THE BIGGEST difficulty of that difficult time was watching people turn against my brother. Except for the winter, when everyone on earth who cares about surfing shows up on the North Shore, it’s a small town, with all the small-town rules and prohibitions. Liam is at heart a lover and would give you the shirt off his back, but in the lineup he was a fighter. When he paddled out at Pipeline and Rocky Point he fought for every wave he wanted, and he wanted all the good ones. On a daily basis he was alienating the gnarliest guys on the North Shore, who also happen to be the gnarliest guys in the world.
He never backed down and his reputation suffered.
Since I was his brother, basically my reputation was in the crapper too. As time went on Liam had become more and more focused. When he paddled out he was committed. He never let a wave go that he believed was rightfully his. No matter who else was in the water, no matter who else called it. Liam didn’t back down. But the heavies didn’t like it and the kooks didn’t like it and the traveling pros didn’t like it and the surf magazines, whose revenue was based on the big ads sponsored by the big companies who sponsored the traveling pros, didn’t like it.
Why? Because all summer long on the North Shore the ocean is flat. Everyone who could afford to go somewhere else went. Many of the locals, including Liam and me, lived hand-to-mouth and could barely pay our bills, so we stayed home. No waves, nothing to do except maybe partying. Then, in the late fall, the storms start percolating, sweeping down and across the Pacific. The waves finally come and thousands of people descend on the seven miles of world-class breaks that comprise the North Shore. From every part of the world they come. Surfers, managers, photographers and their assistants, corporate-sponsor executives and minions, surf-mag editors and writers, surf-contest muckety-mucks, groupies.
Every professional surfer on earth is there, and he somehow believes he deserves a wave because he’s spent a lot of time dreaming of, say, Pipeline, and he’s spent a lot of money to get there. And the photographers want to make their careers getting a gr
eat shot of him, and his sponsor, say Billabong, will feature the photo in a full-page ad in one of the big surf mags. A lot of people, not just the surfer, have a lot riding on him catching the wave of any given day.
But Liam has been here month in, month out, waiting. Pipeline and Rocky Point, the breaks he surfed religiously, the breaks he was working in an effort to have a solid career, were and are the most photographed breaks in the world. And, as a result, the most crowded.
This is where the challenges began for him. He was not about to step aside so that some pro who’d just stepped off the plane in Honolulu three hours earlier could take a good wave. Especially in contests, when all eyes were on him, he would go for it.
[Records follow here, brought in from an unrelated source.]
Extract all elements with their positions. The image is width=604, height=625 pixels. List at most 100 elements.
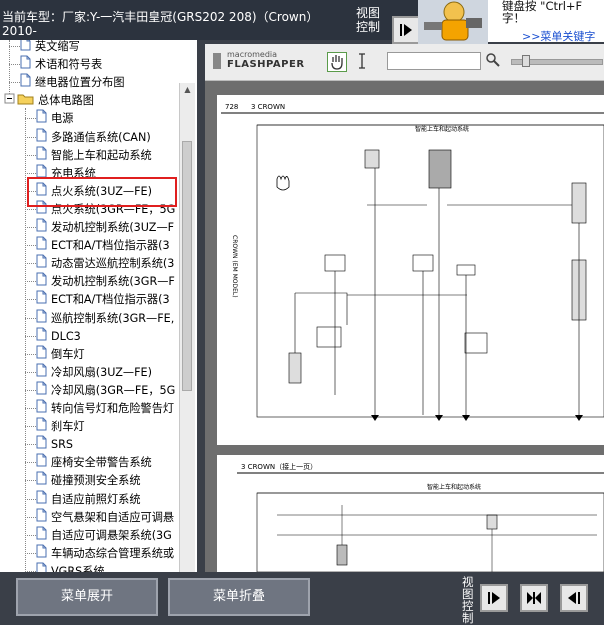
search-input[interactable] [387, 52, 481, 70]
search-icon[interactable] [485, 52, 505, 72]
tree-item-label: SRS [51, 438, 73, 451]
tree-item-label: 自适应可调悬架系统(3G [51, 529, 172, 542]
arrow-left-icon [568, 592, 580, 604]
tree-item[interactable]: 英文缩写 [20, 40, 80, 55]
tree-item[interactable]: ECT和A/T档位指示器(3 [36, 236, 170, 254]
document-icon [36, 471, 47, 491]
menu-expand-button[interactable]: 菜单展开 [16, 578, 158, 616]
tree-item[interactable]: 继电器位置分布图 [20, 73, 125, 91]
tree-connector [25, 263, 36, 264]
tree-item[interactable]: 动态雷达巡航控制系统(3 [36, 254, 174, 272]
tree-connector [25, 281, 36, 282]
tree-item-label: 动态雷达巡航控制系统(3 [51, 257, 175, 270]
next-page-button-bottom[interactable] [480, 584, 508, 612]
menu-keyword-link[interactable]: >>菜单关键字 [522, 28, 595, 44]
document-icon [36, 435, 47, 455]
tree-connector [25, 137, 36, 138]
tree-item[interactable]: 发动机控制系统(3UZ—F [36, 218, 174, 236]
tree-item[interactable]: 巡航控制系统(3GR—FE, [36, 309, 174, 327]
scroll-thumb[interactable] [182, 141, 192, 391]
tree-connector [9, 64, 20, 65]
folder-open-icon [4, 91, 34, 111]
menu-collapse-button[interactable]: 菜单折叠 [168, 578, 310, 616]
vehicle-title: 当前车型：厂家:Y-一汽丰田皇冠(GRS202 208)（Crown） [2, 10, 319, 24]
tree-connector [25, 108, 26, 572]
text-select-icon[interactable] [353, 52, 373, 72]
tree-item[interactable]: SRS [36, 435, 73, 453]
next-page-button[interactable] [392, 16, 420, 44]
page2-header: 3 CROWN（接上一页） [241, 462, 317, 471]
document-icon [36, 490, 47, 510]
tree-item-label: 总体电路图 [38, 94, 94, 107]
selected-item-highlight [27, 177, 177, 207]
tree-item[interactable]: 车辆动态综合管理系统或 [36, 544, 174, 562]
arrow-right-icon [488, 592, 500, 604]
tree-item-label: 术语和符号表 [35, 58, 103, 71]
bottom-bar: 菜单展开 菜单折叠 视图控制 [0, 572, 604, 624]
document-icon [36, 254, 47, 274]
tree-connector [25, 118, 36, 119]
tree-folder[interactable]: 总体电路图 [4, 91, 94, 109]
tree-item-label: 碰撞预测安全系统 [51, 474, 141, 487]
tree-connector [25, 299, 36, 300]
tree-connector [25, 499, 36, 500]
page1-diagram-title: 智能上车和起动系统 [415, 125, 469, 133]
tree-item[interactable]: 电源 [36, 109, 73, 127]
tree-item-label: 冷却风扇(3GR—FE，5G [51, 384, 176, 397]
tree-item-label: VGRS系统 [51, 565, 105, 572]
tree-connector [25, 227, 36, 228]
tree-connector [25, 336, 36, 337]
tree-item[interactable]: 空气悬架和自适应可调悬 [36, 508, 174, 526]
vehicle-year: 2010- [2, 24, 37, 38]
tree-item[interactable]: 自适应可调悬架系统(3G [36, 526, 172, 544]
document-page-2: 3 CROWN（接上一页） 智能上车和起动系统 [217, 455, 604, 573]
document-icon [20, 55, 31, 75]
tree-item-label: 电源 [51, 112, 74, 125]
tree-item[interactable]: 转向信号灯和危险警告灯 [36, 399, 174, 417]
tree-item[interactable]: 术语和符号表 [20, 55, 102, 73]
tree-item[interactable]: VGRS系统 [36, 562, 105, 572]
tree-item[interactable]: 冷却风扇(3UZ—FE) [36, 363, 152, 381]
tree-item[interactable]: 刹车灯 [36, 417, 85, 435]
tree-item-label: 自适应前照灯系统 [51, 493, 141, 506]
tree-item[interactable]: 倒车灯 [36, 345, 85, 363]
zoom-knob[interactable] [522, 55, 530, 67]
tree-item-label: 发动机控制系统(3GR—F [51, 275, 175, 288]
tree-connector [9, 46, 20, 47]
tree-item-label: 多路通信系统(CAN) [51, 131, 151, 144]
tree-item-label: 巡航控制系统(3GR—FE, [51, 312, 175, 325]
document-icon [36, 345, 47, 365]
tree-connector [25, 390, 36, 391]
tree-connector [25, 517, 36, 518]
tree-item[interactable]: DLC3 [36, 327, 81, 345]
tree-connector [25, 553, 36, 554]
tree-item[interactable]: 发动机控制系统(3GR—F [36, 272, 175, 290]
page-number: 728 [225, 103, 238, 111]
tree-item[interactable]: 冷却风扇(3GR—FE，5G [36, 381, 175, 399]
document-icon [36, 309, 47, 329]
tree-connector [25, 354, 36, 355]
fit-page-button[interactable] [520, 584, 548, 612]
document-icon [36, 218, 47, 238]
zoom-slider[interactable] [511, 55, 603, 67]
document-icon [36, 562, 47, 572]
tree-item[interactable]: ECT和A/T档位指示器(3 [36, 290, 170, 308]
document-icon [20, 73, 31, 93]
hand-tool-icon[interactable] [327, 52, 347, 72]
view-control-label: 视图控制 [356, 6, 381, 34]
tree-item[interactable]: 智能上车和起动系统 [36, 146, 152, 164]
flashpaper-logo: macromedia FLASHPAPER [213, 50, 305, 70]
tree-item[interactable]: 座椅安全带警告系统 [36, 453, 152, 471]
tree-item[interactable]: 碰撞预测安全系统 [36, 471, 141, 489]
tree-item-label: DLC3 [51, 330, 81, 343]
tree-item-label: 智能上车和起动系统 [51, 149, 152, 162]
prev-page-button[interactable] [560, 584, 588, 612]
tree-connector [9, 40, 10, 94]
vertical-scrollbar[interactable]: ▲ ▼ [179, 83, 195, 572]
scroll-up-icon[interactable]: ▲ [181, 83, 194, 96]
tree-connector [25, 462, 36, 463]
tree-item[interactable]: 多路通信系统(CAN) [36, 128, 151, 146]
tree-connector [9, 82, 20, 83]
tree-item[interactable]: 自适应前照灯系统 [36, 490, 141, 508]
document-icon [36, 128, 47, 148]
Writers writing their stories in the surf mags didn’t help matters. Neither Liam nor I were sponsored by the magazines’ big corporate advertisers. We didn’t ride for Billabong, for example, so we were easy scapegoats. Stories need a villain, and Liam was as good as any, especially because he was unrepentant. Why shouldn’t he be? There were California surfers who were blond and laid-back, and there were Aussie surfers who were radical and hard-charging, and there were noble and revered Hawaiians who could be as gnarly as they pleased because the entire world was encroaching on their perfect and unique waves, and there were eccentric South Africans and a few mysterious Tahitians, and there were drugs and there were feuds and choke outs and all the drama of any insular world, but there were no real bad guys. There were badasses, there were bad boys, but no bad guys. Except for Liam McNamara.